The U.S. Supreme Court's ruling last week against local gun control laws does not put any city of Madison ordinances at risk. That's because its ordinances were shot down 15 years ago by the state Legislature.
"By state law, Madison's ordinances cannot be more stringent than the state regulation of guns," says City Attorney Michael May. "There are several provisions of Madison's ordinances in chapter 25 that are rendered ineffective by that state law. But it is the state law, not the Supreme Court decision, that impacts them, and has for some time."
Actually since 1995, when the Legislature passed its preemption statute, 66.0409, in direct response to Madison's enactment of city bans on assault weapons, snub-nosed pistols, expanding bullets and carrying loaded weapons. All of these bans, as well as the city's rule against selling handguns, were felled by this change.
All that's left to roll back would be any rules or restrictions imposed by the state. Do any even exist?

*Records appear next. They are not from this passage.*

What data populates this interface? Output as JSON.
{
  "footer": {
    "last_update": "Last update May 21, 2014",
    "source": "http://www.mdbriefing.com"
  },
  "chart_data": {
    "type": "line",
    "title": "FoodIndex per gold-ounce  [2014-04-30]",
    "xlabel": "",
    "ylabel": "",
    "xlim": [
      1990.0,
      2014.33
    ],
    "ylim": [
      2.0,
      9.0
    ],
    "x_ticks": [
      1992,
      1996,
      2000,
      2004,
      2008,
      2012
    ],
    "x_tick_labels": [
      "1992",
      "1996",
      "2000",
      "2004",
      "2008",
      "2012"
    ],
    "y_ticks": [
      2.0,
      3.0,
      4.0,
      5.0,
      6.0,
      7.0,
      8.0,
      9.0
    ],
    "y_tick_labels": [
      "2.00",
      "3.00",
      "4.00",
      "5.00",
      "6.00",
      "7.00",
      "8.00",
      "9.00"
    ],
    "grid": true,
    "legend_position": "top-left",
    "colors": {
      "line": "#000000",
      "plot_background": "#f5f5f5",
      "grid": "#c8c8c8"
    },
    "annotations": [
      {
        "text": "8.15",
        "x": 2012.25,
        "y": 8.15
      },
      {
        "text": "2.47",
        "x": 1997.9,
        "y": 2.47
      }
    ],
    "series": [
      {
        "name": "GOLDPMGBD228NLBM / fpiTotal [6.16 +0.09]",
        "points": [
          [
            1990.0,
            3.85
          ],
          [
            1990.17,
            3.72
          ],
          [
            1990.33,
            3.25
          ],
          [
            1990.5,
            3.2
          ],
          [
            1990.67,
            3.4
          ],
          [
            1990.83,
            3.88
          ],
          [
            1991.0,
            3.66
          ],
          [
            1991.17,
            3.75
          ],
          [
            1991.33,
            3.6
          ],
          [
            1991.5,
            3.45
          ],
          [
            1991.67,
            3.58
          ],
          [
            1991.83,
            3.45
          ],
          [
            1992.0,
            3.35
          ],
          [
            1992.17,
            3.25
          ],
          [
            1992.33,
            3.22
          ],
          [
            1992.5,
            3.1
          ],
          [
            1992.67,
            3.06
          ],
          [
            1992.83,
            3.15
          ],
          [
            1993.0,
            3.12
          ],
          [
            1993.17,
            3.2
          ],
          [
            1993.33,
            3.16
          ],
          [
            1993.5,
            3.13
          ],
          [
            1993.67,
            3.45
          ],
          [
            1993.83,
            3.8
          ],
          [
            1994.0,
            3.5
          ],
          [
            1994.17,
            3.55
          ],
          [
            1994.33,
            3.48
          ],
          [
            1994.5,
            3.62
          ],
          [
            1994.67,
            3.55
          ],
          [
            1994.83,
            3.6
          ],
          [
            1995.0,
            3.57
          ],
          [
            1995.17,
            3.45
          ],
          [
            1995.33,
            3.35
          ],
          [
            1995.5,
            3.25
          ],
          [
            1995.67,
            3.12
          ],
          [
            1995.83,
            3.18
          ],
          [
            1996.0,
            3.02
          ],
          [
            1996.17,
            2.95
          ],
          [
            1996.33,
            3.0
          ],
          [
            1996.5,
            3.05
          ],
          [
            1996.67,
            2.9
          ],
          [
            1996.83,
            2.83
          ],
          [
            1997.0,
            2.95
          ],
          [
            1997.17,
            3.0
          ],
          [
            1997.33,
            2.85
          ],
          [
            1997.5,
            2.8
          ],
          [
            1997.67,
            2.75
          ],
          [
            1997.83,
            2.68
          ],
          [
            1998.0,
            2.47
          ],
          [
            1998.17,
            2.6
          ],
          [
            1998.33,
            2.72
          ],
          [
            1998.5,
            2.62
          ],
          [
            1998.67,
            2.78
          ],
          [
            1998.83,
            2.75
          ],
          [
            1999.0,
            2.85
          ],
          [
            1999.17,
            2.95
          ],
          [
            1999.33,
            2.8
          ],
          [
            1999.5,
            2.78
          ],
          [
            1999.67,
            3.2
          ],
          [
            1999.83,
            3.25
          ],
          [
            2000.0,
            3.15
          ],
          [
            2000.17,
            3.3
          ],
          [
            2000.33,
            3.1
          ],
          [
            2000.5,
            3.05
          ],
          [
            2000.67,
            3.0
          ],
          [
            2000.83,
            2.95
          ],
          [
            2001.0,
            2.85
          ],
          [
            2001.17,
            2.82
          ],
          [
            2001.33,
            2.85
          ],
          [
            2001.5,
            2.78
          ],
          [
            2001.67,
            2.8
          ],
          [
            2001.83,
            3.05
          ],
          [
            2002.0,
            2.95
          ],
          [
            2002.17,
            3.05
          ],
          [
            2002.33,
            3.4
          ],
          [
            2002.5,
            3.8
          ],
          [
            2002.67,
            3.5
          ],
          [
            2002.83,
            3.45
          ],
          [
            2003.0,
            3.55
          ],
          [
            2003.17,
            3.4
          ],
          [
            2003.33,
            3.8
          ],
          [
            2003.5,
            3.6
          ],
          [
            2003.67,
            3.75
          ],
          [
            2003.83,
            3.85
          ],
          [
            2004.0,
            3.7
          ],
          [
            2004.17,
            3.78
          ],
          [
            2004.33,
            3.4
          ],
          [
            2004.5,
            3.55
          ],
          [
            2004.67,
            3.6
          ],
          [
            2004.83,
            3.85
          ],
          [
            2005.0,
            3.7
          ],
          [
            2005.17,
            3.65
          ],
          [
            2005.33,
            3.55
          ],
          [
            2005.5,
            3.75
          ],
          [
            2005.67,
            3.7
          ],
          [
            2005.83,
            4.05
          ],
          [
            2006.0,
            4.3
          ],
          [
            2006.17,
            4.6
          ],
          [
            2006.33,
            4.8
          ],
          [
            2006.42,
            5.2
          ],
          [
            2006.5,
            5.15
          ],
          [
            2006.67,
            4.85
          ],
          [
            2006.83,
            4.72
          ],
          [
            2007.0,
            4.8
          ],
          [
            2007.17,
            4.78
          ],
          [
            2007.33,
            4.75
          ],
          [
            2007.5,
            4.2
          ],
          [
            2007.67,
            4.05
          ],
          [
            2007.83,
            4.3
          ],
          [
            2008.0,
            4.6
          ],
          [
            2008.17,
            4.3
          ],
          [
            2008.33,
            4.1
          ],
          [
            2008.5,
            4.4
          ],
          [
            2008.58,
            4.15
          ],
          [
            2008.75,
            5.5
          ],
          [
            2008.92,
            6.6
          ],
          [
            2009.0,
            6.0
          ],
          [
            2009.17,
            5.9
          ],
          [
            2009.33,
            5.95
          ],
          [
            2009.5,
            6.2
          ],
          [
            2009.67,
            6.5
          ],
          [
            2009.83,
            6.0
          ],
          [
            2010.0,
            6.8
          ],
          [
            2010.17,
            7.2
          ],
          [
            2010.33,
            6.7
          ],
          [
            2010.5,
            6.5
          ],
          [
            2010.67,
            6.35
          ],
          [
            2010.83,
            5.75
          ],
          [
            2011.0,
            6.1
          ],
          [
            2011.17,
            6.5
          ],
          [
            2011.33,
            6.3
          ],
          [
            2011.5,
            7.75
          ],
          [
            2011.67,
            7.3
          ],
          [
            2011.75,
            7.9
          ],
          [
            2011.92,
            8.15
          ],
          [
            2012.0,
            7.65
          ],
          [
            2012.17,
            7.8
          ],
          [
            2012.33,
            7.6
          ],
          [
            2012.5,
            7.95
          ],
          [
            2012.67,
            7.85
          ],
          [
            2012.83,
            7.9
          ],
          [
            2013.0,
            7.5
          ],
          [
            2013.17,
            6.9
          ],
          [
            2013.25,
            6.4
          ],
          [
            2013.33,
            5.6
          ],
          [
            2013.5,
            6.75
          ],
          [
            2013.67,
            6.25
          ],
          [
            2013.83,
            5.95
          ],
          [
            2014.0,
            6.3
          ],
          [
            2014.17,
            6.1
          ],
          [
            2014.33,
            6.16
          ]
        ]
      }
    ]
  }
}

"I'm not intimately familiar with the gun control laws of Wisconsin," May replies. "But a brief check shows a state law imposing a waiting period to purchase handguns (sec. 175.35) and a restriction on possession by a number of classes of persons such as convicted felons and persons subject to domestic abuse restraining orders (sec. 941.29), together with about 30 other references in the index of the statutes.
"I would not be surprised if advocates of Second Amendment rights begin bringing court actions around the country to test the limits of the 'reasonable' restrictions that the Supreme Court said are still allowed."
Gun nuts, to the barricades! Ready. Fire. Aim.